Beberapa di antaranya mengatakan mereka diperintahkan untuk membakar atau menghancurkan rumah-rumah yang tidak menimbulkan ancaman, dan mereka melihat tentara menjarah dan merusak tempat tinggal.

Tentara diharuskan menjauhi politik, dan mereka jarang bersuara menentang tentara. Setelah Hamas menyerbu Israel pada 7 Oktober 2023, Israel dengan cepat bersatu di balik perang yang dilancarkan melawan kelompok militan tersebut.

Pihak militer mengatakan kepada AP bahwa mereka mengutuk penolakan untuk bertugas dan menanggapi setiap seruan penolakan dengan serius, dan setiap kasus diperiksa secara individual.

Tentara bisa masuk penjara karena menolak untuk bertugas, namun tidak ada satupun orang yang menandatangani surat tersebut yang ditahan, menurut mereka yang mengatur tanda tangan tersebut.

Ketika Vilk memasuki Gaza pada November 2023, katanya, menurutnya penggunaan kekuatan awal mungkin akan membawa kedua belah pihak ke meja perundingan.

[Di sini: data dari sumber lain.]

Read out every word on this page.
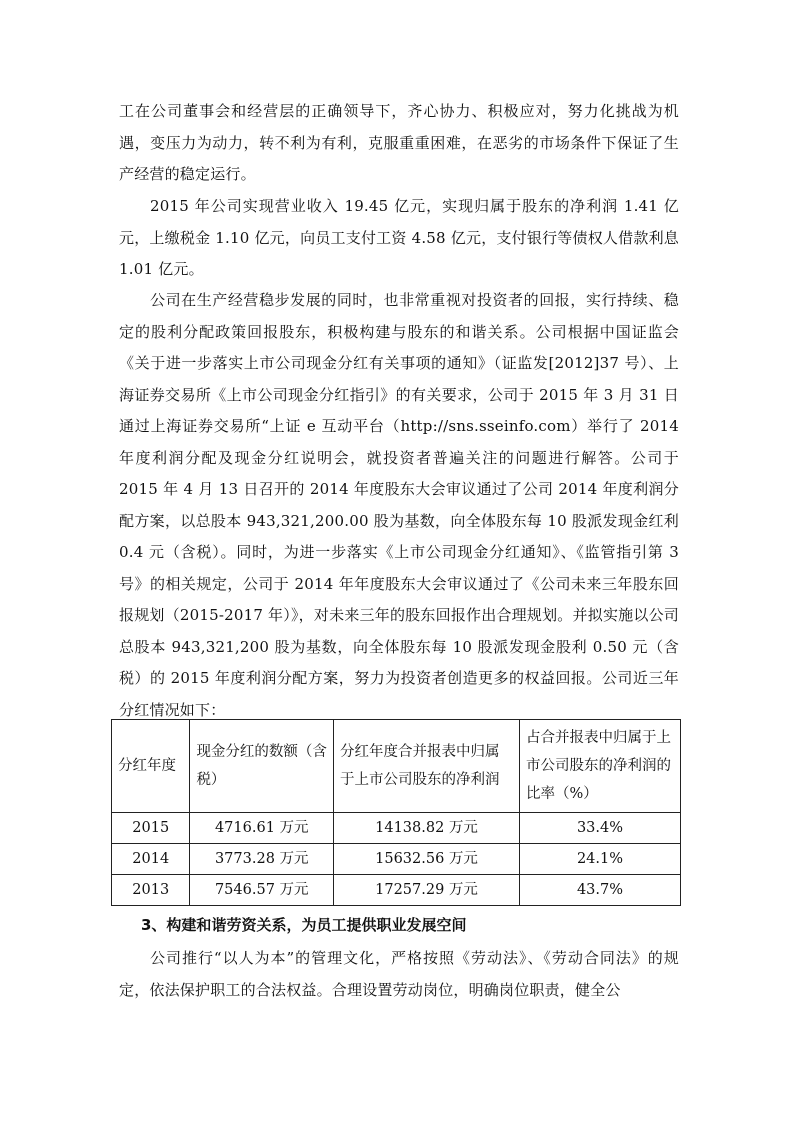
工在公司董事会和经营层的正确领导下，齐心协力、积极应对，努力化挑战为机遇，变压力为动力，转不利为有利，克服重重困难，在恶劣的市场条件下保证了生产经营的稳定运行。

2015 年公司实现营业收入 19.45 亿元，实现归属于股东的净利润 1.41 亿元，上缴税金 1.10 亿元，向员工支付工资 4.58 亿元，支付银行等债权人借款利息 1.01 亿元。

公司在生产经营稳步发展的同时，也非常重视对投资者的回报，实行持续、稳定的股利分配政策回报股东，积极构建与股东的和谐关系。公司根据中国证监会《关于进一步落实上市公司现金分红有关事项的通知》（证监发[2012]37 号）、上海证券交易所《上市公司现金分红指引》的有关要求，公司于 2015 年 3 月 31 日通过上海证券交易所“上证 e 互动平台（http://sns.sseinfo.com）举行了 2014 年度利润分配及现金分红说明会，就投资者普遍关注的问题进行解答。公司于 2015 年 4 月 13 日召开的 2014 年度股东大会审议通过了公司 2014 年度利润分配方案，以总股本 943,321,200.00 股为基数，向全体股东每 10 股派发现金红利 0.4 元（含税）。同时，为进一步落实《上市公司现金分红通知》、《监管指引第 3 号》的相关规定，公司于 2014 年年度股东大会审议通过了《公司未来三年股东回报规划（2015-2017 年）》，对未来三年的股东回报作出合理规划。并拟实施以公司总股本 943,321,200 股为基数，向全体股东每 10 股派发现金股利 0.50 元（含税）的 2015 年度利润分配方案，努力为投资者创造更多的权益回报。公司近三年分红情况如下：

分红年度	现金分红的数额（含税）	分红年度合并报表中归属于上市公司股东的净利润	占合并报表中归属于上市公司股东的净利润的比率（%）
2015	4716.61 万元	14138.82 万元	33.4%
2014	3773.28 万元	15632.56 万元	24.1%
2013	7546.57 万元	17257.29 万元	43.7%
3、构建和谐劳资关系，为员工提供职业发展空间

公司推行“以人为本”的管理文化，严格按照《劳动法》、《劳动合同法》的规定，依法保护职工的合法权益。合理设置劳动岗位，明确岗位职责，健全公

Namun seiring berlarutnya perang, dia melihat nilai kehidupan manusia hancur.

Vilk mengakui sulit untuk menentukan apakah orang-orang tersebut bersenjata, namun ia yakin tentara bertindak terlalu cepat.

Beberapa tentara mengatakan kepada AP bahwa perlu waktu untuk mencerna apa yang mereka lihat di Gaza. Yang lain mengatakan mereka menjadi sangat marah sehingga memutuskan untuk segera berhenti bertugas.

Yuval Green, seorang petugas medis berusia 27 tahun, menggambarkan meninggalkan posnya pada Januari lalu setelah menghabiskan hampir dua bulan di Gaza. Ia tidak mampu menerima apa yang dilihatnya.

Green mengatakan meskipun dia membenci apa yang dia saksikan, “kekejaman ini setidaknya sebagian dipicu oleh kekacauan yang ditimbulkan oleh Hamas pada 7 Oktober, yang bisa dilupakan oleh banyak orang.”

Dia mengatakan dia ingin tindakannya menolak memberikan bantuan dapat membantu memutus lingkaran setan kekerasan di semua sisi.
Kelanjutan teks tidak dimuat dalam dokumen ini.